It doesn’t? It certainly does and thus the NT contains about 250 references to the OT and about 600 allusions by one count
It certainly does not, in the context that you previously applied. Obviously the Early Christians had the Old Testament and a culture to share. But that was not your point. Your point was that the Early Christian Catholic Church had to assent to the Jewish elders but dissented and thus they somehow in a twist of failed logic are thus not Chirst’s Church.
Your premise is disconnected to your conclusion as it fails to state the full facts of that situation into your original premise. Your omission is that the Jewish religion and the Christian, though connected, are two distinct religions with two completely different sets of beliefs. There is no logical connection, under those full set of facts that would allow your conclusion.
Incorrect: my premise is connected to my conclusion, which is that the means for determining Truth did not suddenly change with the institution of the church, but if it was according to the Roman model which you affirmed, then an infallible magisterium would have been necessary to establish both men and writings as being of God, with those it rejects being rejected.
And under which model 1st c. souls should have rejected Christ and the church - as you must today with those whom Rome rejects - as it began in dissent from the magisterium.
Your omission is that the Jewish religion and the Christian, though connected, are two distinct religions with two completely different sets of beliefs. There is no logical connection, under those full set of facts that would allow your conclusion.
That is simply not the case. As said, the means for determining Truth did not change, and it never required an infallible magisterium which sets Rome apart from Truth being established upon the weight of Scriptural substantiation.
As far as the OT Jewish (not in today's form) and the Christian religion being two completely different sets of beliefs, that is frankly absurd.
In contrast to Islam ( which Rome has worshiping the same God as Catholics), in Christianity it is the same God that every saved Israelite believed in, though supremely revealed in Christ as God manifest in the flesh,
and which men all faced the same need for redemption because of breaking the same thing, that being the law of God, though under Moses this included the ceremonial and civil laws,
and which redemption was by the same means, that of the blood atonement, of which Christ was the perfect and final one,
with the forgiveness received the same way, that being by faith in the mercy of God and His atonement, out of a broken heart and a contrite spirit, (Ps. 34:18) although in Christ the Spirit is poured out upon all flesh that believe, not simply a few.
And which initially is declared the same way, that being by an outward mark.
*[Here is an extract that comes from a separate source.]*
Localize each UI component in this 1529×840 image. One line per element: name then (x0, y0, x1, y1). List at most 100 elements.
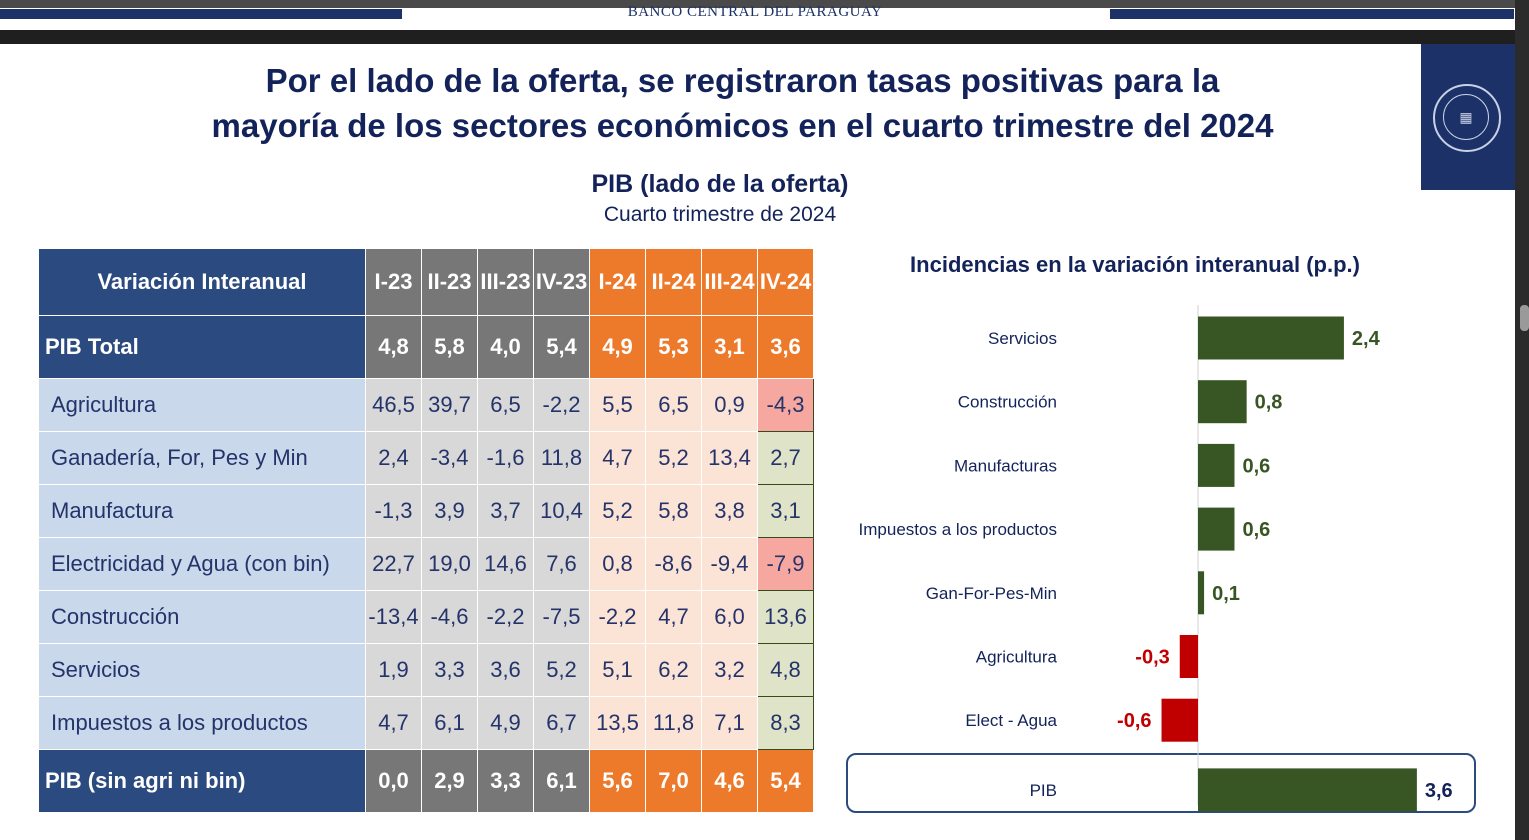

And which results in the same thing, that being obedience to the word of God, with writings which were est. as Scripture being the transcendent material standard for obedience and testing truth claims.
And thus both looked forward to the coming of the Messiah and the new covenant, but which Christians realize has come in but will come again. Both upheld that which is in "the law of Moses, and in the prophets, and in the psalms" (Lk. 24:44) as the word of God and and as telling of Christ, with true Jews believing that Jesus was the Christ, and out of which faith further additions to Scripture flowed, but in conflation and complementarity to that which was prior est., and which additions the Jewish faith provided precedent for.
And while Christians are no longer under the ceremonial law, disobedience to the moral law is still sin, and by the Spirit they are to fulfill the righteousness of the law. (Rm. 8:4)
Briefly, a Jew who comes to Christ has seen the Father whom he worshiped, in finds in Christ the perfect atonement which the bull blood of bulls and goats pointed to. He finds in the church the Temple of God, "an habitation of God through the Spirit " (Eph. 2:21,22) which the Old Testament Temple pointed to.
And he partakes in a communal meal, in communion with His God and each other. Any he prays to the same triune God, though veiled in the Old Testament, "having boldness to enter into the holiest by the blood of Jesus." (Heb. 10:19)
It is true however, that the New Testament church no longer has a separate class for clergy titled "priests" and uniquely offering sacrifices for sins, yet all believers are priests.
There are other things of both contrast, yet seen by way of fulfillment, as well as sameness, and which altogether is in contrast to a converted Jew changing from a religion with a completely different sets of beliefs to another.
And the principle under which truth was est. remains.